Malheureusement cette prouesse technologique ne saurait occulter les autres aspects du film. S’il bénéficie d’une réalisation en tous points irréprochable, c’est au niveau de l’histoire que les choses se gâtent. L’intrigue s’avère en effet assez basique. Elle a beau aborder en filigrane des thèmes comme l’écologie, l’impérialisme, la loyauté et bien entendu l’amour, il faut bien reconnaitre qu’on ne sort pas des sentiers battus. On pourrait bien sur identifier une connotation anti-capitaliste et une critique en règle des dernières interventions militaires américaines, mais cela ne suffirait à rendre l’ensemble plus captivant. Mon passif d’auteur ne m’aide certainement pas et conditionne sans doute mon jugement, mais je n’ai pas vraiment réussi à me « fondre » dans le scénario. Il est tout de même souhaitable de pouvoir le faire sans avoir besoin de lunettes 3D ou de son surround. Là la narration manque d’originalité et les ficelles scénaristiques sont si grosses qu’on peine à être surpris. Nombre de lieux communs n’ont pu être évités : la belle princesse, le personnage sans scrupule qu’on adore détester, le prétendant jaloux n’appréciant pas le jeune premier, l’immobilisme des décideurs, la lutte des faibles contre les forts… et j’en passe. On navigue entre conte de fée et études de mœurs surfaite. De plus la psychologie des personnages aurait gagnée à être mieux affinée. Un trop fort sentiment de manichéisme plane tout au long du film, les protagonistes étant trop stéréotypés à mon goût. Il est clair qu’entre complexité comportementale plus réaliste et psychologie simplette la réalisation a clairement choisi son camp. Ce qui est tout de même déplorable dans la mesure où des caractères plus nuancés auraient été les bienvenus, ne serait ce que pour atténuer un minimum l’effet « fable » qui rend l’intrigue un peu trop simplette par moments. Ajoutons à cela le manque de rebondissements de cette histoire qui semble trop téléguidée. Les hauts faits du récit se succèdent sans qu’on soit plus surpris que ça et la rhétorique écologiste qui innerve la trame de l’action est quelque peu naïve (les scènes finales m’ont plus fait penser au vidéoclip Earth Song de Michael Jackson qu’autre chose). Au point qu’une fois le générique final lancé on reste sur sa fin, tant tout ceci s’est avéré prévisible.

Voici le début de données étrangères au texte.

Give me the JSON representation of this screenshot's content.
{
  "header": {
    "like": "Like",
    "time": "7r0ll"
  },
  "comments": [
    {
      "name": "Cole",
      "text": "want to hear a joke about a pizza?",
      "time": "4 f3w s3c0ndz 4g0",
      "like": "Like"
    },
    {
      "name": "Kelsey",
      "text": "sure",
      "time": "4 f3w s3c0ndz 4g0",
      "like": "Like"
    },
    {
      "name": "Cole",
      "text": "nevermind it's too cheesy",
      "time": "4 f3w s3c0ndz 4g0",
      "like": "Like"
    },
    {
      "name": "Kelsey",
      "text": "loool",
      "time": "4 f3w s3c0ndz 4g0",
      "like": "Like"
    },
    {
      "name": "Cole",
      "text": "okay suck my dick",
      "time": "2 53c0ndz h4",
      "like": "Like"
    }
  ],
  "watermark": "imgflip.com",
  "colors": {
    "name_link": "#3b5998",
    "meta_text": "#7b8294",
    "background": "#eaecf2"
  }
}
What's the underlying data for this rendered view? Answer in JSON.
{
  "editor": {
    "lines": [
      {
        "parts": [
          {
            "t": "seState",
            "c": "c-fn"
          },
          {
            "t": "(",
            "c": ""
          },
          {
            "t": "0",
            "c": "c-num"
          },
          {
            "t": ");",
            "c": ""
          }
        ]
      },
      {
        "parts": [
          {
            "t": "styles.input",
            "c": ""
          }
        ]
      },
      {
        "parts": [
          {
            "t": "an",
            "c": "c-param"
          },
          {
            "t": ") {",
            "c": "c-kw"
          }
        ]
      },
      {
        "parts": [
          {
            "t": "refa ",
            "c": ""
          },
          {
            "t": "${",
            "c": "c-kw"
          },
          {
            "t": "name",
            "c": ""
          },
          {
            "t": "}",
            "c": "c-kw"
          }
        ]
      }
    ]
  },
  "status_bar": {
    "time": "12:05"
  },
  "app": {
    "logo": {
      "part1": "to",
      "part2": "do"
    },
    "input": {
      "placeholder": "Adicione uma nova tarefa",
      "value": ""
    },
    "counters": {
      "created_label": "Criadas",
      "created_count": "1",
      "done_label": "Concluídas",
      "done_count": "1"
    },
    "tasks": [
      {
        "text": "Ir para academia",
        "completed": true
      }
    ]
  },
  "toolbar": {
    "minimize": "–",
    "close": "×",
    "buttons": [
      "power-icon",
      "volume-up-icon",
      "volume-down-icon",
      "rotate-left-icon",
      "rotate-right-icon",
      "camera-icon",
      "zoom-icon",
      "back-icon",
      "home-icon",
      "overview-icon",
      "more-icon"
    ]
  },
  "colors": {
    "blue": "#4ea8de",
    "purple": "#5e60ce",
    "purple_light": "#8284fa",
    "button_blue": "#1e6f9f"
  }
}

En définitive donc Avatar marque les esprits à juste titre pour sa réalisation audacieuse et les prouesses technologiques. Pour le reste ce n’est ni plus ni moins qu’un bon film sans prétention. A ce titre si nombre d‘entre vous avaient été surpris de ne pas le voir gagner la récompense suprême aux Oscars , sachez que ce n’était que justice. L’académie ne s’y est pas trompée, The Hurt Locker lui était largement supérieur.